A Thousand Calls Per Minute: The #InternetSlowdown Takes Off
The spinning wheel of death could become an all-too familiar sight if FCC Chairman Tom Wheeler ignores the major opposition to his plan to allow discrimination online. That’s why hundreds of businesses and thousands of public interest organizations are participating in today’s 24-hour Internet Slowdown: to show what a world without Net Neutrality would look like.
Participants are displaying a symbolic still-loading icon on their sites to express their support for strong open Internet protections. The icon links to actions pushing the White House and members of Congress to speak out — and urging Wheeler to drop his plan. And already the slowdown is generating 1,000 calls per minute to Congress.
The Free Press Action Fund teamed up with Demand Progress, Engine Advocacy and Fight for the Future to organize the protest — and the ACLU, Greenpeace USA, MoveOn and SumOfUs are among the many organizations signed on for today’s event.
Among the companies and websites on board are big names like Netflix, Tumblr, Etsy, Kickstarter, Mozilla, reddit, Dropbox and Upworthy.
We’re more than halfway through the slowdown — and already it’s making big waves:
Buzzfeed’s got the ultimate listicle: 18 reasons everything on the Net should be treated equally.

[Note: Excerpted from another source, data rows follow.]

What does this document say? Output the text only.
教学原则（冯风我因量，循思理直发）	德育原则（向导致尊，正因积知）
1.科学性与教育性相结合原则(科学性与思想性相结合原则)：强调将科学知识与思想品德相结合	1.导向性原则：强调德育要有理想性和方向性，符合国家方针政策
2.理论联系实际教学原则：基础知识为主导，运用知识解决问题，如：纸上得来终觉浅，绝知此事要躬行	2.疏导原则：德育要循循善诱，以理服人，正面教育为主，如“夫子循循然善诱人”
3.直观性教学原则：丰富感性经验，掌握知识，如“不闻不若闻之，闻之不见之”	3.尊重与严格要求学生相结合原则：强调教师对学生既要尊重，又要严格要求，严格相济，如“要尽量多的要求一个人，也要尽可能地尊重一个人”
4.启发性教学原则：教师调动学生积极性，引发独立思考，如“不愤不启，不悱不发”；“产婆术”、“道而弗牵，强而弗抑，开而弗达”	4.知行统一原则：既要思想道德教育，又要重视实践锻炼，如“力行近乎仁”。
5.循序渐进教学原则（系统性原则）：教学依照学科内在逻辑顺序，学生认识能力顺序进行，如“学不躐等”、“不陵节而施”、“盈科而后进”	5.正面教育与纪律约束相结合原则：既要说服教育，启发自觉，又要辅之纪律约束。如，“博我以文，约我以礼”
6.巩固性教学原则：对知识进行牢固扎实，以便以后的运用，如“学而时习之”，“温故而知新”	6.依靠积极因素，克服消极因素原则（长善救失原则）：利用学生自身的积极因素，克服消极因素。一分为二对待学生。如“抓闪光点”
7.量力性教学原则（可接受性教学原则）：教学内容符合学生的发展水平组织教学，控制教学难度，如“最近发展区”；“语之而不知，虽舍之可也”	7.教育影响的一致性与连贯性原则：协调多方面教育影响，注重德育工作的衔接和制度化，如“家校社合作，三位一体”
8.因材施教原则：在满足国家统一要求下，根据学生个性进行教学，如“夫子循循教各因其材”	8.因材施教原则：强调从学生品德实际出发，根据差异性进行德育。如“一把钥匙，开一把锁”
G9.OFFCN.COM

Vimeo has a great video featuring buffering and pixelated images — the kind of fare that could become standard in a post-Net Neutrality world.
Tumblr has an awesome video too.
Clickhole has activist koalas who are refusing to load.
Etsy has an embroidered spinning wheel.
Tons of people are tweeting, sharing images and blogging, and thousands are taking action.
Thanks for being part of this fight!